Yapılan pek çok çalışmada okula aidiyet duygusuyla öğrencilerin akademik başarıları arasında olumlu ilişkiler bulunmuştur. Adelabu (2007), Anderman (2002), Booker (2006), Goodenow (1992a, 1992b, 1993a), Roeser, Midgley ve Urdan (1996) yaptıkları çalışmalarda okula aidiyet duygusunun gelişmiş motivasyon, akademik başarı, akademik performans ve özyeterlilikle ilişkili olduğunu belirlemişlerdir. Ayrıca araştırmalar okulu seven öğrencilerin sevmeyen öğrencilere göre akademik başarılarının daha yüksek; okulu bırakma, devamsızlık, disiplin sorunları ve okuldan kaçma oranının ise düşük olduğunu göstermektedir. Bu nedenle öğrencilerin akademik sonuçlarını geliştirmek için okulun cazibesi arttırılmalıdır (Hallinan, 2008). Bunun için öğrencilerin ilgisini çekecek, isteyerek ve zevkle katılacakları ders dışı etkinlikler, çalışmalar, yarışmalar düzenlenebilir. Finn’e (1989) göre gençler okul ortamında ekstra zaman geçirerek aidiyet duygularını içselleştirme olasılığı bulurlar. Özelliklede akademik başarısı zayıf olan öğrencileri, ders dışı ve sosyal aktiviteler okula bağlamada kaynak olabilir. Brown ve Evans (2002), öğrencilerin ders dışı etkinliklere katılımının, okula bağlılıkla ilişki olduğunu ve ders dışı etkinliklerin okula üst düzeyde bağlılık geliştirmede önemli bir strateji olabileceğini saptamışlardır. Adelabu (2007) da kendini okula ait hisseden öğrencilerin sosyal ve akademik etkinliklere daha fazla katıldığını belirlemiştir. Hunt-Sartori (2007) yaptığı çalışma sonunda birden fazla grup içinde bulunan öğrencilerin tek bir gruba katılan öğrencilere göre okula karşı daha fazla aidiyet duygusu hissettiklerini belirlemiştir.
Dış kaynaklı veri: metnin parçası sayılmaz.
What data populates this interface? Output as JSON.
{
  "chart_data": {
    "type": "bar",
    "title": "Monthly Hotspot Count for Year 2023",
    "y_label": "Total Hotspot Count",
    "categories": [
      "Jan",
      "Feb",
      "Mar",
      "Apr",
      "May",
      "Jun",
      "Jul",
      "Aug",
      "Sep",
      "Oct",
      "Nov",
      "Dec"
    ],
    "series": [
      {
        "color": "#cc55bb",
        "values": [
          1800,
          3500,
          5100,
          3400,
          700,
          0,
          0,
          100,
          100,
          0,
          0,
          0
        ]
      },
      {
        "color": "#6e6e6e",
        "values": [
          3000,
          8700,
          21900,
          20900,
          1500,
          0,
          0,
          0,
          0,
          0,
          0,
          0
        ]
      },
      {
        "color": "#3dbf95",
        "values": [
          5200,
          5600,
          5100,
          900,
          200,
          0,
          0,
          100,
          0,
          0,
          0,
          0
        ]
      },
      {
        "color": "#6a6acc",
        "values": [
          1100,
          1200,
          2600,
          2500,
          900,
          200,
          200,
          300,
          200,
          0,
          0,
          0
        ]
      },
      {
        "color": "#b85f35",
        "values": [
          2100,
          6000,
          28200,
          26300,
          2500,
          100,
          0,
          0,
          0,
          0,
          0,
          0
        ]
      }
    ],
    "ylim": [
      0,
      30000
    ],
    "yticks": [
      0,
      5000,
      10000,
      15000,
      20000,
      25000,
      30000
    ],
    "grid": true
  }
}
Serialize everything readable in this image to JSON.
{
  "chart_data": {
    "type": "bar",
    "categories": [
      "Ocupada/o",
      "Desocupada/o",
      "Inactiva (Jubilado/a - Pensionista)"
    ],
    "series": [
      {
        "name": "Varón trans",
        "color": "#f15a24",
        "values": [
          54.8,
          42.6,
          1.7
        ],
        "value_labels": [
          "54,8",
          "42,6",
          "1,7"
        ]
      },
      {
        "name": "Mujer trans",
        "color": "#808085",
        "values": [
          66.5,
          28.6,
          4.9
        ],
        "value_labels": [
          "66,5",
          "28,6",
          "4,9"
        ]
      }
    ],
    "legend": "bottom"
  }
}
Okula aidiyet duygusu ergenlerin gelişimsel ihtiyaçlarını karşıladığından onların uyumu için önemlidir. Bireyler kendilerini bir topluluğa ait hissettiklerinde kendilerini önemli hisseder ve diğer topluluk üyelerine güvenebilir (Hamm ve Faircloth, 2011).

Goodenow ve Grady (1993), kendilerini okul birliğinin bir parçası olarak gören öğrencilerin, sınıf ortamı içinde daha değerli bir yere sahip olduğunu ve başarı beklenti düzeylerinin daha yüksek olduğunu belirlemişlerdir. Öte yandan, okula aidiyet duygusunun öğrencilerin gelecek plan ve beklentileriyle de ilişkili olduğu yapılan

(26)

araştırmalarla belirlenmiştir. Örneğin Adelabu (2007) yaptığı çalışmada öğrencilerin okula aidiyet duygusu ve gelecek perspektifleri arasında olumlu bir ilişki saptamıştır.

Israelashvili (1997) ise çalışmasında okula aidiyet duygusunun öğrencilerin gelecek beklentisini olumlu yönde etkilediğini, aidiyet duygusu arttıkça olumlu gelecek beklentisinde de artış olduğunu gözlemlemiştir.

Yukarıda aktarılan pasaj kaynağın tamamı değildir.